Release of lactate dehydrogenase (LDH) from collagen and Col/Fib gels. The release of LDH was measured on day 1, 4 and 7 post-preparation in two different ways: i) Incubating the gels with fresh culture medium on day 0, 3 and 6 and collecting the supernatant after 24 h of incubation or ii) continuously culture the medium from day 0 and only refreshing 50% of the medium on day 1, 4 and 7 to determine the accumulative release of LDH in the medium. For both conditions 1 mL of culture medium was collected, 150 μL of Poly(ethylene glycol) (PEG)-400 (Sigma-Aldrich) was added as cryoprotectant and the samples were stored at – 20 °C until measurement. A negative control was prepared in a similar fashion by collecting fresh cell culture medium, adding PEG-400 and freezing at – 20 °C. The positive control was prepared as follows: The cultured gels were collected on day 7 in the respective culture media and mechanically disrupted using an Ultra Turrax (IKA T18 basic, IKA®-Werke GmbH & Co. KG, Staufen, Germany) until complete homogenization of the gels inducing cell death while keeping the sample on ice to avoid heat-induced denaturation of LDH. Then the homogenized gels and cells were centrifuged at 1000×g for 5 min. Next, the supernatant was collected, PEG-400 was added and the samples were stored at – 20 °C. To measure the LDH content, all samples were thawed at room temperature for 45 min and the concentration of LDH was determined using Cytotoxicity detection kitPLUS (Roche #04744926001, Basel, Switzerland) according to the manufacturer's instructions. In brief, the collected supernatant was incubated with a provided freshly prepared reaction mix for 30 min under constant agitation at 150 RPM before the reaction was stopped with the provided stop solution. Next the absorbance was measured at λ = 490 nm using a Tecan plate reader (Tecan Group Ltd., Männedorf, Switzerland).

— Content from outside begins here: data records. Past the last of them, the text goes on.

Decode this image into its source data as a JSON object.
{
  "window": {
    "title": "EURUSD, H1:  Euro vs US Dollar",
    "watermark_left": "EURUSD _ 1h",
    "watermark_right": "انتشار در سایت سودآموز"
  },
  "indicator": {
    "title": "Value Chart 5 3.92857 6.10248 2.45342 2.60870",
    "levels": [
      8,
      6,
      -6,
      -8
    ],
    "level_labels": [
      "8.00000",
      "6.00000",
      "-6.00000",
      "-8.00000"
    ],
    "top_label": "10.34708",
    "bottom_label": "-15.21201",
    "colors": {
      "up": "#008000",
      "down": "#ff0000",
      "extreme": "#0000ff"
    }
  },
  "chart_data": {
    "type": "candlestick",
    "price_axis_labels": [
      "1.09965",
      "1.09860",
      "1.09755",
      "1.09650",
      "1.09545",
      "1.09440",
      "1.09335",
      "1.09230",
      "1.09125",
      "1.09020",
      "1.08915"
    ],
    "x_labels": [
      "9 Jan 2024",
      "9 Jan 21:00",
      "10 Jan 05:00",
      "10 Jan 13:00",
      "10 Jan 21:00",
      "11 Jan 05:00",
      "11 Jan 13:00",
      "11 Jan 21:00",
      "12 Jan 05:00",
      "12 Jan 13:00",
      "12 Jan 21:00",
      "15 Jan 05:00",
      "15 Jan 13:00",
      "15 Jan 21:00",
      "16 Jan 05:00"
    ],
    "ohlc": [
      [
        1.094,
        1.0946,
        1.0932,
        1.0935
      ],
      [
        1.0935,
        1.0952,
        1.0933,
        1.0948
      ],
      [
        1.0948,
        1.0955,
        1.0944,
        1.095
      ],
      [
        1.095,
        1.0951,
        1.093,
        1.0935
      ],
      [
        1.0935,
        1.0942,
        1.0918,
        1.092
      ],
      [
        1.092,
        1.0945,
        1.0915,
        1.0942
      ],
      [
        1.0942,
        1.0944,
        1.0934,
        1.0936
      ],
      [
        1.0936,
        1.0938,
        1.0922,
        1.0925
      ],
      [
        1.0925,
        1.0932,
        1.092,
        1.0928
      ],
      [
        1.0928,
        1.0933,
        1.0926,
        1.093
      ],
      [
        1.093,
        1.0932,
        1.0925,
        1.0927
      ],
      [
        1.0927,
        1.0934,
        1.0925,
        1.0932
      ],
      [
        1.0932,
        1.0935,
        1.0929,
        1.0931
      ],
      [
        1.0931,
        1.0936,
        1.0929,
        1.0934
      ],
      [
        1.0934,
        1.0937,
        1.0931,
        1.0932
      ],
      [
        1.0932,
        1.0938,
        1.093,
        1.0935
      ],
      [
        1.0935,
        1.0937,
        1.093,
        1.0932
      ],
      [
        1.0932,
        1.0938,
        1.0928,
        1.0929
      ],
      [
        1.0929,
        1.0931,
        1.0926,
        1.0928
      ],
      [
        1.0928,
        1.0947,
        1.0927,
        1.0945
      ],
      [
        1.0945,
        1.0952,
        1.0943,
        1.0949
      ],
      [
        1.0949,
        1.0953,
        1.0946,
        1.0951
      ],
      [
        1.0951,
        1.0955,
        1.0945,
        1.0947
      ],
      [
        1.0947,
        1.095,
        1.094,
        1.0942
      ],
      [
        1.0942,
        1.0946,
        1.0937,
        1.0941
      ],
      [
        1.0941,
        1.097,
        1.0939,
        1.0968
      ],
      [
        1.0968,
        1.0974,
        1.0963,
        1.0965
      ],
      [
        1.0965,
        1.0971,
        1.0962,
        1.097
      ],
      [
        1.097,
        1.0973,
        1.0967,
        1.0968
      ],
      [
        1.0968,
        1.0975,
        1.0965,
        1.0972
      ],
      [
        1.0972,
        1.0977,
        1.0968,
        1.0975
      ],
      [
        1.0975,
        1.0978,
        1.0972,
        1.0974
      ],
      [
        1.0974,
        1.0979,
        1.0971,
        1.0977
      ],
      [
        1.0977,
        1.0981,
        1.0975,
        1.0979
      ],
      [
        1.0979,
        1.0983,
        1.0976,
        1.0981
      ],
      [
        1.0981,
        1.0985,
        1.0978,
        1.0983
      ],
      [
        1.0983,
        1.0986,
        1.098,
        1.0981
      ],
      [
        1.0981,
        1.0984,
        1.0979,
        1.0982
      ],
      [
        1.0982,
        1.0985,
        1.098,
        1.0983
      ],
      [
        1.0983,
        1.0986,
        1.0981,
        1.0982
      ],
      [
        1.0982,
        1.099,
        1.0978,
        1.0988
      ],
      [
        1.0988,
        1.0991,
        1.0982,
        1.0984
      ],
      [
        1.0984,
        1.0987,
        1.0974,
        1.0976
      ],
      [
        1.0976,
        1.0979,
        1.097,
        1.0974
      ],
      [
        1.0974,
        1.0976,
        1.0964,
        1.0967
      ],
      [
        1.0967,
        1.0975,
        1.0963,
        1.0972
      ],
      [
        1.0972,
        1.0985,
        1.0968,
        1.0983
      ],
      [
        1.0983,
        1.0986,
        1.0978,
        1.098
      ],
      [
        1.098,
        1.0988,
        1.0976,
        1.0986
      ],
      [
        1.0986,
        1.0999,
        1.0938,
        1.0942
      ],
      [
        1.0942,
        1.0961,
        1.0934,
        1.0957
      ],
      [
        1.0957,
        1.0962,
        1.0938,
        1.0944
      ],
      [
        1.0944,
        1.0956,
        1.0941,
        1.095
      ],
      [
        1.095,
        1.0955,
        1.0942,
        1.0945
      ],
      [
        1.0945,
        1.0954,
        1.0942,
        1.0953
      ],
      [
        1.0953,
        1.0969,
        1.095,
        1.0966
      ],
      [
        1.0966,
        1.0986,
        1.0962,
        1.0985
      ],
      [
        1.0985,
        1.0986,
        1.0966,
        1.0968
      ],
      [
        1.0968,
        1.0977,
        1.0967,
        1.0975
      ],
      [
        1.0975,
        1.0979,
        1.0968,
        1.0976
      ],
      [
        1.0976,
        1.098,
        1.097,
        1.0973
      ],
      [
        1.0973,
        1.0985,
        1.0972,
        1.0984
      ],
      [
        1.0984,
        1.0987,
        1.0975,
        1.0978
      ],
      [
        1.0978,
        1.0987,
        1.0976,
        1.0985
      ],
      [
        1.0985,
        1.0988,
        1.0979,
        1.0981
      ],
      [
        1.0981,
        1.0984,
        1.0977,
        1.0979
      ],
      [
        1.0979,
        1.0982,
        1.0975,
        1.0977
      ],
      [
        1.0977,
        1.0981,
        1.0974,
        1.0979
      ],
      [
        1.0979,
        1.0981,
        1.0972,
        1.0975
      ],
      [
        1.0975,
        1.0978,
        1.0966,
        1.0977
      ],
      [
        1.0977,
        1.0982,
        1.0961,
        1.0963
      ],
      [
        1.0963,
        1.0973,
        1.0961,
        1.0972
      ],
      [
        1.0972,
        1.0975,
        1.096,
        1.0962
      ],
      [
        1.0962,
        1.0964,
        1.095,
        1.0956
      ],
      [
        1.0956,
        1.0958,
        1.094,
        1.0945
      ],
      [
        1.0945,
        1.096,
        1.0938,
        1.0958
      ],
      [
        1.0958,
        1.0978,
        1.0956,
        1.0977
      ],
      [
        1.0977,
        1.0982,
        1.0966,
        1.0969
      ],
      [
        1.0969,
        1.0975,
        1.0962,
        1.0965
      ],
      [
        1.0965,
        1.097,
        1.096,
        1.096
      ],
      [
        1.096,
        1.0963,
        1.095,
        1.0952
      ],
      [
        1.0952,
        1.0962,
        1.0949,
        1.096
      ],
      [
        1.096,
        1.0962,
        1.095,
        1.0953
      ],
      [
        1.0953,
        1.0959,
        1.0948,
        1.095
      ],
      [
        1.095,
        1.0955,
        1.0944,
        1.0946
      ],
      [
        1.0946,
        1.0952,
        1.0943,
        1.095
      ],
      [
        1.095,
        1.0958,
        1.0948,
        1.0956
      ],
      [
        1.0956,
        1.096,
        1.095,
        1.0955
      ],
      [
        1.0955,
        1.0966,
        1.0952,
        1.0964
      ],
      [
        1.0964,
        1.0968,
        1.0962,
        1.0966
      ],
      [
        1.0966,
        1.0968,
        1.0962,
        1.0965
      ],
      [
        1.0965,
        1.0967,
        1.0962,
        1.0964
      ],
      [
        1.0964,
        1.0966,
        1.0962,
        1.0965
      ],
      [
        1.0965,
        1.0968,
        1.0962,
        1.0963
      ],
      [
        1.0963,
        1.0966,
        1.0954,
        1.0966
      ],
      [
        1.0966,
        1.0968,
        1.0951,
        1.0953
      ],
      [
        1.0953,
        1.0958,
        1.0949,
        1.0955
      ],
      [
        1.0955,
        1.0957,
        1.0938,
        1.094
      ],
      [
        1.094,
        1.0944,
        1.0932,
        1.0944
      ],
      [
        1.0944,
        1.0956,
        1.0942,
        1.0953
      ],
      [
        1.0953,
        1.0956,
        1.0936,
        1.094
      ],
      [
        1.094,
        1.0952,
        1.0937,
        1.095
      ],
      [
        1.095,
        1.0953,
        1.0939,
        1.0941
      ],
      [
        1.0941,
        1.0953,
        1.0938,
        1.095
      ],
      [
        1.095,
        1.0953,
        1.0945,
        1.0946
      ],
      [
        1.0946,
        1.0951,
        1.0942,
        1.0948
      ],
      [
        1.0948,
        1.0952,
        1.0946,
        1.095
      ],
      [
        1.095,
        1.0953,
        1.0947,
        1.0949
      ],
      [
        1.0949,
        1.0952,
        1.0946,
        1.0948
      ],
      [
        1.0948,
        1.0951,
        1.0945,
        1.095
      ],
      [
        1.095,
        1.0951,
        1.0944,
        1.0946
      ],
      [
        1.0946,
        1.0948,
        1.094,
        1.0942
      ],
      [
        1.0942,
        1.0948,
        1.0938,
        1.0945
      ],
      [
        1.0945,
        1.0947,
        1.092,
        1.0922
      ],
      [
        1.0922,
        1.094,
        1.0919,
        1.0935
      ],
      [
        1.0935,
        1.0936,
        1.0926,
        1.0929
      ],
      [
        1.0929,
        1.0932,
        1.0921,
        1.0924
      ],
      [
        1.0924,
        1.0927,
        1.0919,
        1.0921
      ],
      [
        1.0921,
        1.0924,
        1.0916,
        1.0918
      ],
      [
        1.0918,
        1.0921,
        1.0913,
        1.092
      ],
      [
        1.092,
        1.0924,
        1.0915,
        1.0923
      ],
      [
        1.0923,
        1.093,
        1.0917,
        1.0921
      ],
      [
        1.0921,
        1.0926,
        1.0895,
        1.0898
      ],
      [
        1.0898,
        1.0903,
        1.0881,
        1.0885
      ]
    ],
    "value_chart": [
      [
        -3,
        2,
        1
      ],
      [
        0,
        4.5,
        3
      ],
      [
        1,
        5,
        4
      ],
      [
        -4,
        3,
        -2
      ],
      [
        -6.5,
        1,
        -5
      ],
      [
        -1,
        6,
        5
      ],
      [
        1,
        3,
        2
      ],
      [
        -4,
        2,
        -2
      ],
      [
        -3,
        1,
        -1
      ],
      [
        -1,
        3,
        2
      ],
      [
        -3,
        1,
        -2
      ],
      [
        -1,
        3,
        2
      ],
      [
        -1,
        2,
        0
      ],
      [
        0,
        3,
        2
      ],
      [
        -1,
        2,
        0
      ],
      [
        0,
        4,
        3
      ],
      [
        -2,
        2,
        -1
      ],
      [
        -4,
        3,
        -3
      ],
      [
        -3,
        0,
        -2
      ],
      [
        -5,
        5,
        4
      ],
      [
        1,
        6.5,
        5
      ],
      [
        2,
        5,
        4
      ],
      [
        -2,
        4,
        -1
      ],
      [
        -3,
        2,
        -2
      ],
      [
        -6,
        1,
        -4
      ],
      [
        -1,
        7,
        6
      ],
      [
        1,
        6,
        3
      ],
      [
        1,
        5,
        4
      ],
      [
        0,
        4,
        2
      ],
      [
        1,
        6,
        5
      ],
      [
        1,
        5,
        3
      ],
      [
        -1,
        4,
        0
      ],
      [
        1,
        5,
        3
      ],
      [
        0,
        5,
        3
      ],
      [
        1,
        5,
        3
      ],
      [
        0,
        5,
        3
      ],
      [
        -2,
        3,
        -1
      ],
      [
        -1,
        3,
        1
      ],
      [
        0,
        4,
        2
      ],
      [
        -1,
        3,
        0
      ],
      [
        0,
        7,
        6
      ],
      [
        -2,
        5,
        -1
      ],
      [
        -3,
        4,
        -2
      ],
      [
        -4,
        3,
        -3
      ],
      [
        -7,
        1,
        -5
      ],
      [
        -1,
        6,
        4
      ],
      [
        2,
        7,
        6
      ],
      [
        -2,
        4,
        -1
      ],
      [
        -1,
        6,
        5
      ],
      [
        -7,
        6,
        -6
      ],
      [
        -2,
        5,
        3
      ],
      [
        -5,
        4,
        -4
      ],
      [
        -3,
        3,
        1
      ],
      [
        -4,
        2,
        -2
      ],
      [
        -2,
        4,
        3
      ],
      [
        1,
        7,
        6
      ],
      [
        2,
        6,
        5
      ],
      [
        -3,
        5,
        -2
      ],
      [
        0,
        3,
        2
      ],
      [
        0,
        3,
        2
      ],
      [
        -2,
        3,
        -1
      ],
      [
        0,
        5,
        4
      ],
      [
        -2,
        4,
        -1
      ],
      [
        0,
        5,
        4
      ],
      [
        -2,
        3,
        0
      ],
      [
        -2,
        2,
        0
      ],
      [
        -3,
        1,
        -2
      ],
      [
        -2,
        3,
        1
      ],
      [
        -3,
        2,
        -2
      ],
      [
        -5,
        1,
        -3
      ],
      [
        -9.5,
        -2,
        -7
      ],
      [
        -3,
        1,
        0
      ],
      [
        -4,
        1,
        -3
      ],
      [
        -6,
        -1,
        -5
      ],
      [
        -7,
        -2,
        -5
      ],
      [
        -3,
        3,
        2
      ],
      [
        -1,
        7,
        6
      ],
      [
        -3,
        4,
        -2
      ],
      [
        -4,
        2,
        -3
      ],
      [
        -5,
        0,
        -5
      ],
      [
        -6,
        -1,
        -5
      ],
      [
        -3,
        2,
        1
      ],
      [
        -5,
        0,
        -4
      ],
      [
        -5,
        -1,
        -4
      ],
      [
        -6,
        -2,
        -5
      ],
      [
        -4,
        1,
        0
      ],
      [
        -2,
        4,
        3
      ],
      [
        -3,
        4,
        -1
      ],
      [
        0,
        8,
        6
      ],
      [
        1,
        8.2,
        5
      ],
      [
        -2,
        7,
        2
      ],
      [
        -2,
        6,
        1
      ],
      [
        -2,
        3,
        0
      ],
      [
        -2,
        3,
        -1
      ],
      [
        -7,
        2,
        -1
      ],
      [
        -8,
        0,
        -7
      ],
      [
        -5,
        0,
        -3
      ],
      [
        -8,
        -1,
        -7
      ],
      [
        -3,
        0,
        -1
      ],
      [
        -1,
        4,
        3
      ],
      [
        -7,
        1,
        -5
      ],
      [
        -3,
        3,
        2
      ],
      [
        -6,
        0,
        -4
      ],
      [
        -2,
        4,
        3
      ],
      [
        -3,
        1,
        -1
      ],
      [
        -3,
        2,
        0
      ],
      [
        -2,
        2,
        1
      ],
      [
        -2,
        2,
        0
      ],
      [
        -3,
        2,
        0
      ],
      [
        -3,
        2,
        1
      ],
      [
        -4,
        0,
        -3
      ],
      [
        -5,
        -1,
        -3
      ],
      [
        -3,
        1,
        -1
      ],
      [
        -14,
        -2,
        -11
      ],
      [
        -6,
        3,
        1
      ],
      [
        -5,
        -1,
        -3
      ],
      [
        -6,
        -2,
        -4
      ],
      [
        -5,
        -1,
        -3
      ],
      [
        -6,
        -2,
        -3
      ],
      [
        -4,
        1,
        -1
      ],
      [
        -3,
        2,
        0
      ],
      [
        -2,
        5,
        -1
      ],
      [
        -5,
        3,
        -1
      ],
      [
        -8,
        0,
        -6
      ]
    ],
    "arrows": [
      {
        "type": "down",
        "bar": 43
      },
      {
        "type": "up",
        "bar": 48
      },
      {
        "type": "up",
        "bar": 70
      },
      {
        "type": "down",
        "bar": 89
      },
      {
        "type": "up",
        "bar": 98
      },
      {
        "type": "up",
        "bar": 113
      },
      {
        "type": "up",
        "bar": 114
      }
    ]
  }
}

Contraction of PSC-laden collagen and Col/Fib gels. PSC-laden gels were prepared as previously described. The gels were cultured in full culture medium for a duration of 7 days while being imaged on daily basis. The size of the gels was determined using ImageJ and the contraction was determined by standardizing the observed size for each day to the initial size on day 0.
Gene expression in 2D cultured PSCs. PSCs were seeded at a concentration of 40.000 cells/well in a conventional 12 well plate (tissue culture treated, Greiner Bio-One, Kremsmünster, Austria) and allowed to attach for 24 h. Next, the PSCs were treated with either 2 mg/mL fibrinogen or 1U/mL thrombin diluted in full culture medium for 24 h before being lysed for RNA isolation. The RNA was isolated using the GenElute™ Mammalian Total RNA Miniprep Kit (Sigma-Aldrich) and the RNA amount was measured using a Nanodrop® ND-1000 spectrophotometer (Thermofisher Scientific). Subsequently, cDNA was synthesized with iScript™ cDNA synthesis Kit (BioRad, Venendaal, Netherlands). 10 ng cDNA were used for each PCR reaction. The real-time PCR primers (Table S2, Supporting Information) were purchased from Sigma Aldrich. Quantitative real time PCR was performed using 2x SensiMix SYBR and Fluorescein Kit (Bioline GmbH, Luckenwalde, Germany) using a BioRad CFX384 Real-Time PCR detection system (BioRad). Gene levels were normalized to the expression of the housekeeping gene ribosomal protein S18 (RPS18).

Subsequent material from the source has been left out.